Public-Private Partnerships (PPPs)

PPPs are defined in many ways.  For the purpose of this brief we mean it to be a form of government lease-to-own arrangement in which the government reduces its immediate capital requirement by spreading its payments over the expected service-life of the space project via a contract with a Canadian company to provide a specified space service(s) for the expected lifetime of the satellite. This form of PPP was pioneered in the UK where it is used to provide different services from new highways and hospitals, to constellations of defence communications satellites. A major additional attraction for government is that the contractor accepts and absorbs all the technical risk that typically drives cost over-runs on most government space projects.

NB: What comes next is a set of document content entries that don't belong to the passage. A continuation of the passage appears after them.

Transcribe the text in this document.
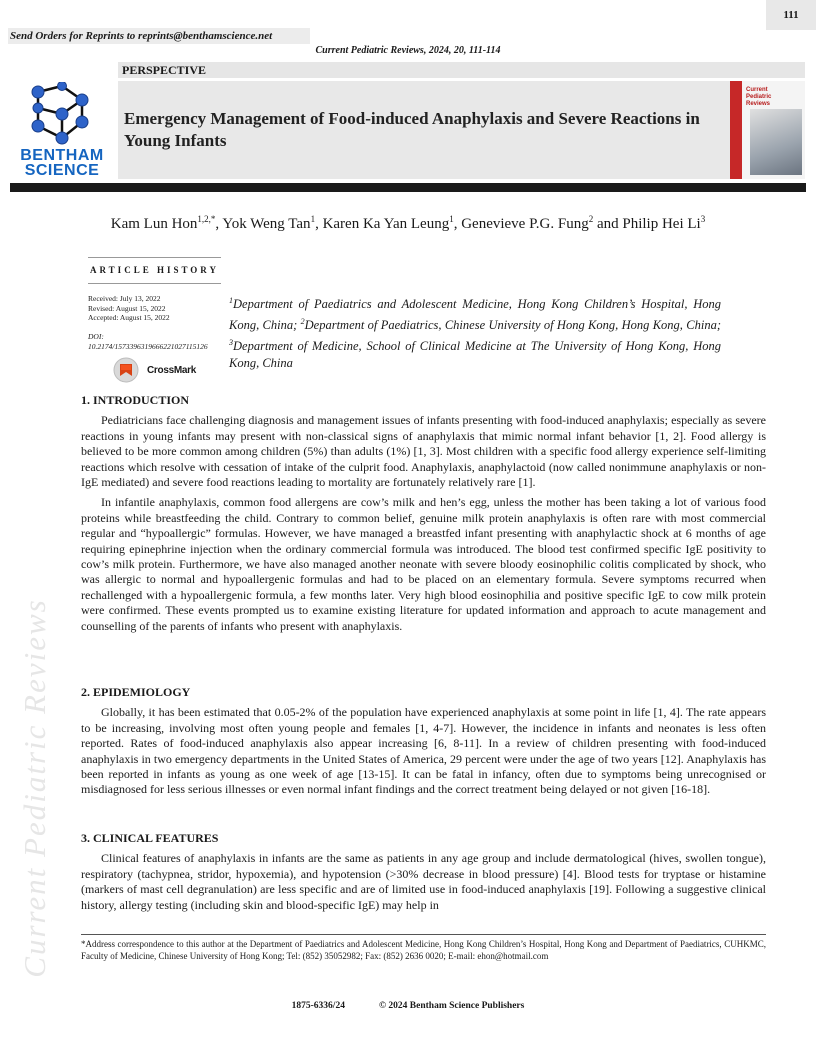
111
Send Orders for Reprints to reprints@benthamscience.net
Current Pediatric Reviews, 2024, 20, 111-114
BENTHAM
SCIENCE
PERSPECTIVE
Emergency Management of Food-induced Anaphylaxis and Severe Reactions in Young Infants
Current
Pediatric
Reviews
Kam Lun Hon$^{1,2,*}$, Yok Weng Tan$^1$, Karen Ka Yan Leung$^1$, Genevieve P.G. Fung$^2$ and Philip Hei Li$^3$
ARTICLE HISTORY
Received: July 13, 2022
Revised: August 15, 2022
Accepted: August 15, 2022
DOI:
10.2174/1573396319666221027115126
CrossMark
$^1$Department of Paediatrics and Adolescent Medicine, Hong Kong Children’s Hospital, Hong Kong, China; $^2$Department of Paediatrics, Chinese University of Hong Kong, Hong Kong, China; $^3$Department of Medicine, School of Clinical Medicine at The University of Hong Kong, Hong Kong, China
Current Pediatric Reviews

1. INTRODUCTION

Pediatricians face challenging diagnosis and management issues of infants presenting with food-induced anaphylaxis; especially as severe reactions in young infants may present with non-classical signs of anaphylaxis that mimic normal infant behavior [1, 2]. Food allergy is believed to be more common among children (5%) than adults (1%) [1, 3]. Most children with a specific food allergy experience self-limiting reactions which resolve with cessation of intake of the culprit food. Anaphylaxis, anaphylactoid (now called nonimmune anaphylaxis or non-IgE mediated) and severe food reactions leading to mortality are fortunately relatively rare [1].

In infantile anaphylaxis, common food allergens are cow’s milk and hen’s egg, unless the mother has been taking a lot of various food proteins while breastfeeding the child. Contrary to common belief, genuine milk protein anaphylaxis is often rare with most commercial regular and “hypoallergic” formulas. However, we have managed a breastfed infant presenting with anaphylactic shock at 6 months of age requiring epinephrine injection when the ordinary commercial formula was introduced. The blood test confirmed specific IgE positivity to cow’s milk protein. Furthermore, we have also managed another neonate with severe bloody eosinophilic colitis complicated by shock, who was allergic to normal and hypoallergenic formulas and had to be placed on an elementary formula. Severe symptoms recurred when rechallenged with a hypoallergenic formula, a few months later. Very high blood eosinophilia and positive specific IgE to cow milk protein were confirmed. These events prompted us to examine existing literature for updated information and approach to acute management and counselling of the parents of infants who present with anaphylaxis.

2. EPIDEMIOLOGY

Globally, it has been estimated that 0.05-2% of the population have experienced anaphylaxis at some point in life [1, 4]. The rate appears to be increasing, involving most often young people and females [1, 4-7]. However, the incidence in infants and neonates is less often reported. Rates of food-induced anaphylaxis also appear increasing [6, 8-11]. In a review of children presenting with food-induced anaphylaxis in two emergency departments in the United States of America, 29 percent were under the age of two years [12]. Anaphylaxis has been reported in infants as young as one week of age [13-15]. It can be fatal in infancy, often due to symptoms being unrecognised or misdiagnosed for less serious illnesses or even normal infant findings and the correct treatment being delayed or not given [16-18].

3. CLINICAL FEATURES

Clinical features of anaphylaxis in infants are the same as patients in any age group and include dermatological (hives, swollen tongue), respiratory (tachypnea, stridor, hypoxemia), and hypotension (>30% decrease in blood pressure) [4]. Blood tests for tryptase or histamine (markers of mast cell degranulation) are less specific and are of limited use in food-induced anaphylaxis [19]. Following a suggestive clinical history, allergy testing (including skin and blood-specific IgE) may help in

*Address correspondence to this author at the Department of Paediatrics and Adolescent Medicine, Hong Kong Children’s Hospital, Hong Kong and Department of Paediatrics, CUHKMC, Faculty of Medicine, Chinese University of Hong Kong; Tel: (852) 35052982; Fax: (852) 2636 0020; E-mail: ehon@hotmail.com
1875-6336/24	© 2024 Bentham Science Publishers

While this approach to space financing does not lend itself to every space requirement, for projects using proven technology, like communications and weather satellites, and where adjacent commercial markets in Canada or internationally, provide upside commercial opportunities for the contractor, the opportunity to provide service to the government this way could be well received by Canadian industry. We think such a PPP approach to meeting Canadian government’s space requirements, when it works, would also play well to the Canadian entrepreneurial spirit as described in references to Space-Team Canada, and which has made Canada’s space industry so successful in leveraging the provision of space solutions for Canada, into export sales valued at many times the size of the Canadian domestic sales.  To make such PPP solutions possible in Canada would require a change of legislation to allow such “lease-to-own” service contracts covering periods equivalent to the 10-15 year lives of today’s space satellites.  It would also require organizations like the CSA to get out of the labour-intensive business of defining new hardware in enormous detail, and concentrate instead on defining only the details of the service(s) required. Exactly how that defined service requirement would be met would be left entirely to the contractor’s discretion according to its need to minimize risk and costs.  Other typical government concerns like schedule and Canadian content could be matters of negotiation between the government and the selected contractor.

Conclusion

A new Canadian Space Program that focuses in the short-term on “small space” projects and a new approach to space procurement would provide real benefits and opportunities to support a much greater cross-section of Canadian space industry and university stakeholders. Such an approach is more affordable and prudent in the current circumstances.  We would welcome an open dialogue with all interested parties on how Canadian industry can work with government officials to better define this innovative and cost-conscious concept.